These materials are not for release, distribution or publication, whether directly or indirectly and whether in whole or in part, into or in the United States, Canada, Australia or Japan or any (other) jurisdiction where to do so would constitute a violation of the relevant laws of such jurisdiction. These materials are for information purposes only and are not intended to constitute, and should not be construed as, an offer to sell or a solicitation of any offer to buy the securities of EDP – Energias de Portugal, S.A. (the "Company", and such securities, the "Securities") in the United States, Canada, Australia or Japan or in any other jurisdiction in which such offer, solicitation or sale would be unlawful absent registration or an applicable exemption from registration or qualification under the securities laws of such jurisdiction (each a "Restricted Jurisdiction").
The Securities are not and will not be registered under the U.S. Securities Act of 1933, as amended (the "US Securities Act") and will also not be registered with any authority competent with respect to securities in any state or other jurisdiction of the United States. The Securities may not be offered or sold in the United States absent registration or an applicable exemption from the registration requirements under the U.S. Securities Act. There will be no public offering of Securities in the United States. The Company has not authorized any offer to the public of securities in any Member State of the European Economic Area (the "EEA")(other than Portugal) or in the United Kingdom.
In Member States of the EEA (other than Portugal) and in the United Kingdom, the information contained herein is for distribution only to and is directed only at persons who are "qualified investors" within the meaning of article 2(e) of the Regulation (EU) 2017/1129 of the European Parliament and of the Council of 14 June 2017 (the "Prospectus Regulation", which term includes all amendments thereto, including Regulation (EU) 2019/2115 of the European Parliament and of the Council of 27 November 2019) ("Qualified Investors"). In Member States of the EEA (other than Portugal) and in the United Kingdom, this information must not be acted on or relied on by persons who are not Qualified Investors (or Relevant Persons, if in the United Kingdom).
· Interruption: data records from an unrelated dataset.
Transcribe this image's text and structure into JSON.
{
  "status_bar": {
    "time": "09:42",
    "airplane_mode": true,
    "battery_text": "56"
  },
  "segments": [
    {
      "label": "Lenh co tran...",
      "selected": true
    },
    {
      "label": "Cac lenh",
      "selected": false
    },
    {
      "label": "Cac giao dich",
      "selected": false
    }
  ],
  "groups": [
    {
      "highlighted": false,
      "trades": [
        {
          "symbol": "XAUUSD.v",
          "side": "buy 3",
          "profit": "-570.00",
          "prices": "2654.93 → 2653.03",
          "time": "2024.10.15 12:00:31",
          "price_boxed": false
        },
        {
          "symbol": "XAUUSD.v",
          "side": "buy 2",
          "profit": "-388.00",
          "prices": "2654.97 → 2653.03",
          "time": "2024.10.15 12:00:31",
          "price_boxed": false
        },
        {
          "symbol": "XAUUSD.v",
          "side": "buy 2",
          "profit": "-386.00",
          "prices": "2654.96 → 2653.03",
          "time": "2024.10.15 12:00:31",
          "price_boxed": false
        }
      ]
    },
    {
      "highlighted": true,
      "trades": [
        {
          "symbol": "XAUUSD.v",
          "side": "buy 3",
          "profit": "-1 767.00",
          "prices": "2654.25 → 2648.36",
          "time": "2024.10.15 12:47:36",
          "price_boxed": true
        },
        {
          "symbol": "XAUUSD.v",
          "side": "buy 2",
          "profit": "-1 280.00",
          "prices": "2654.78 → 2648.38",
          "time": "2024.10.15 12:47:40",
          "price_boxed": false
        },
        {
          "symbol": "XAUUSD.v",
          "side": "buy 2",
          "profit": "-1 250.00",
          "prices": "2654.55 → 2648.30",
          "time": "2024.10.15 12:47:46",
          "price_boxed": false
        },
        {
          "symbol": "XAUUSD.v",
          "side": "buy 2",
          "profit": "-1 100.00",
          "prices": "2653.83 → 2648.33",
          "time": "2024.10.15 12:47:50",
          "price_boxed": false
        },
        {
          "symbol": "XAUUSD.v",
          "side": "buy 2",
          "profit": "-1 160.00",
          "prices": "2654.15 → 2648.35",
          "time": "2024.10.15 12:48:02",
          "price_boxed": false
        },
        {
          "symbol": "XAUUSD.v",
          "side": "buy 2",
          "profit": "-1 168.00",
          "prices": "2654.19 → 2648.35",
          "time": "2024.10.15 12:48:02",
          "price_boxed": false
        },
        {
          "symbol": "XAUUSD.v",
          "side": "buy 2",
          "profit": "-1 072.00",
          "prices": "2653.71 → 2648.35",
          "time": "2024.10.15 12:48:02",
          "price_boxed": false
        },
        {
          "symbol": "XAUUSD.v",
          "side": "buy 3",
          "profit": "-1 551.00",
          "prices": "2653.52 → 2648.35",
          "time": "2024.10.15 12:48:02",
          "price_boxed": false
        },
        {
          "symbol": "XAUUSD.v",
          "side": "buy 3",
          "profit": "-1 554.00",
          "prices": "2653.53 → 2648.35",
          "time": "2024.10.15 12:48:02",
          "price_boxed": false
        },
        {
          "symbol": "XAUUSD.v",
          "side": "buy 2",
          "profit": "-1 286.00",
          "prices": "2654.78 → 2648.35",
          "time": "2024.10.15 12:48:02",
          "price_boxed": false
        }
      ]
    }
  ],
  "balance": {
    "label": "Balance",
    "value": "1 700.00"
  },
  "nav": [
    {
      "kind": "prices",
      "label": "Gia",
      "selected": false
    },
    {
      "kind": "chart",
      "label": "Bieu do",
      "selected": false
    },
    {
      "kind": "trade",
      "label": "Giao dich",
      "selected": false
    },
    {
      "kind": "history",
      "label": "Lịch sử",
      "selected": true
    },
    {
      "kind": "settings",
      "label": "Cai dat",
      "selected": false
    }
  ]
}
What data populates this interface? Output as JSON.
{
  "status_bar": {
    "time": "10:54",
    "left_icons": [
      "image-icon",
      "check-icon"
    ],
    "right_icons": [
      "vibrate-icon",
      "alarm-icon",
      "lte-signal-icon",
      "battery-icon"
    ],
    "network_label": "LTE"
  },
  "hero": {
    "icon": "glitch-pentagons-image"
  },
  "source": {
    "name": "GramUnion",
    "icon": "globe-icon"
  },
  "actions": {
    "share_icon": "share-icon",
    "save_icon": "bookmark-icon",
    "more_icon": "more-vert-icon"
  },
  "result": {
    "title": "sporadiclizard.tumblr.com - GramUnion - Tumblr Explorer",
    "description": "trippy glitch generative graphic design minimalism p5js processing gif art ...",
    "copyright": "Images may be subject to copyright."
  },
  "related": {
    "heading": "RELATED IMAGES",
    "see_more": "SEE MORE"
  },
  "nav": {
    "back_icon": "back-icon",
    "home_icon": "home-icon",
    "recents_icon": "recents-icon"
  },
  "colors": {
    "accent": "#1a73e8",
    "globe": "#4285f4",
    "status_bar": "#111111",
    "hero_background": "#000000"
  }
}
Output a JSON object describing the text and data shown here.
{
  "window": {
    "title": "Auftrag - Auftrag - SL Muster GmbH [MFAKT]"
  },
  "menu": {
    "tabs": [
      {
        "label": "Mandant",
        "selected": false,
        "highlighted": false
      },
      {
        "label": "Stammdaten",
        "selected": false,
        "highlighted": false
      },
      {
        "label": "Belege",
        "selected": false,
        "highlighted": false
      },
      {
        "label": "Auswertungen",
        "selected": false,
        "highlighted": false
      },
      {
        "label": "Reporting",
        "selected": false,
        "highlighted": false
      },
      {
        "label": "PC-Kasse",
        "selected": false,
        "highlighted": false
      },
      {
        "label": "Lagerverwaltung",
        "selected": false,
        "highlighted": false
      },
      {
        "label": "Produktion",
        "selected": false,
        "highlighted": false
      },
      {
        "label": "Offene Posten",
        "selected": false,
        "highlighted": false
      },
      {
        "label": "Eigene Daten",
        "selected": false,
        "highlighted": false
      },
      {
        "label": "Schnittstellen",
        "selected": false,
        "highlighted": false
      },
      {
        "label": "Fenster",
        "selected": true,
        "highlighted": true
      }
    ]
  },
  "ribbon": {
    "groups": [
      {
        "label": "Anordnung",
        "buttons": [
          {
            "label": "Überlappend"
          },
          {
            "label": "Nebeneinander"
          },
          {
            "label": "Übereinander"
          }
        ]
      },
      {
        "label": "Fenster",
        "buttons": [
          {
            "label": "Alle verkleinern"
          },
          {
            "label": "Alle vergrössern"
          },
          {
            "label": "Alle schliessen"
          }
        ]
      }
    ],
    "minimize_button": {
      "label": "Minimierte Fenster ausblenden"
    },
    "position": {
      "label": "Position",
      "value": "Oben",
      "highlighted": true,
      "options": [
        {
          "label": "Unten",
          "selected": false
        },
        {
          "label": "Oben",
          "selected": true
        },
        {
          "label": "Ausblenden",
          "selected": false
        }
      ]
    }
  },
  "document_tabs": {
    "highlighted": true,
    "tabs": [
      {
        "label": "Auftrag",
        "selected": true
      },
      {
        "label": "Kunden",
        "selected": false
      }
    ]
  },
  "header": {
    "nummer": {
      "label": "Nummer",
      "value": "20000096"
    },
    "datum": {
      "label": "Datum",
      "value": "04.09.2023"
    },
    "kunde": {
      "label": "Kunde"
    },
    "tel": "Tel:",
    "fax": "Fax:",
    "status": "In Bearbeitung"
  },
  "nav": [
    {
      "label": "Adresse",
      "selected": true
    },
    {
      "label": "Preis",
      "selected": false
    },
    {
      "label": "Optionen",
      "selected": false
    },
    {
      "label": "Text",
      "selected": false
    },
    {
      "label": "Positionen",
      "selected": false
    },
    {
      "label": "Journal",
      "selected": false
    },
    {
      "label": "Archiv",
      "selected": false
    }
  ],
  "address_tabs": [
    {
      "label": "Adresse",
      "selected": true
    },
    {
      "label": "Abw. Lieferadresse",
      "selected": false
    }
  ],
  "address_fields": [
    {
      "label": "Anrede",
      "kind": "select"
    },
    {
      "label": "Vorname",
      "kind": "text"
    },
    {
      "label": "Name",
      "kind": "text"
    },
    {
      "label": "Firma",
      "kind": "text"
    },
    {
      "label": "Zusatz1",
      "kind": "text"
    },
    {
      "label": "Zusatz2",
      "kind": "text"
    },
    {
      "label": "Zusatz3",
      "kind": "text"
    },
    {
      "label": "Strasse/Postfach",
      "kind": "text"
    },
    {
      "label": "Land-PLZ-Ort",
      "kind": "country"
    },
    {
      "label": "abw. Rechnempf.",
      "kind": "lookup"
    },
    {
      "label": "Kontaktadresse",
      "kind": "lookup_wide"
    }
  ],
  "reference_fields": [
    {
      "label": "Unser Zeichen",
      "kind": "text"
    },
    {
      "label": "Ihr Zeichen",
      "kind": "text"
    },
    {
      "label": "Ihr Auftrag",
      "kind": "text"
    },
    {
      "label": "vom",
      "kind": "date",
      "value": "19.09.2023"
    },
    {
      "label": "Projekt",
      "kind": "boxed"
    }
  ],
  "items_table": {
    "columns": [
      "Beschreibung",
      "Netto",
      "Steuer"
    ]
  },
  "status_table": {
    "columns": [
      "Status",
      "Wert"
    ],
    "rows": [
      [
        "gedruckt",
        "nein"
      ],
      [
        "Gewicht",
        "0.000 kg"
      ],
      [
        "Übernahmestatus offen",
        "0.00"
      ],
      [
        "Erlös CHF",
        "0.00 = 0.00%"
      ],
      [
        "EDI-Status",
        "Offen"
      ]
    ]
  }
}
Additionally, if such a person is in the United Kingdom, it must be a Qualified Investor who is also: (i) a person who has professional experience in matters relating to investments falling within Article 19(5) of the Financial Services and Markets Act 2000 (Financial Promotion) Order 2005, as amended, (ii) a high net worth entities falling within Article 49(2)(a) to (d) of the Order, or (iii) a person to whom such communication may otherwise lawfully be communicated (together, all such persons being "Relevant Persons").
Any investment or investment activity to which this information relates is only available to Qualified Investors (or Relevant Persons, if in the United Kingdom) and will be engaged in only with Qualified Investors (or Relevant Persons, if in the United Kingdom).
No action has been taken by the Company that would permit an offer of Securities or the possession or distribution of these materials or any other offering or publicity material relating to such Securities in any jurisdiction where action for that purpose is required.
The release, publication or distribution of these materials in certain jurisdictions may be restricted by law and therefore persons in such jurisdictions into which they are released, published or distributed, should inform themselves about, and observe, such restrictions.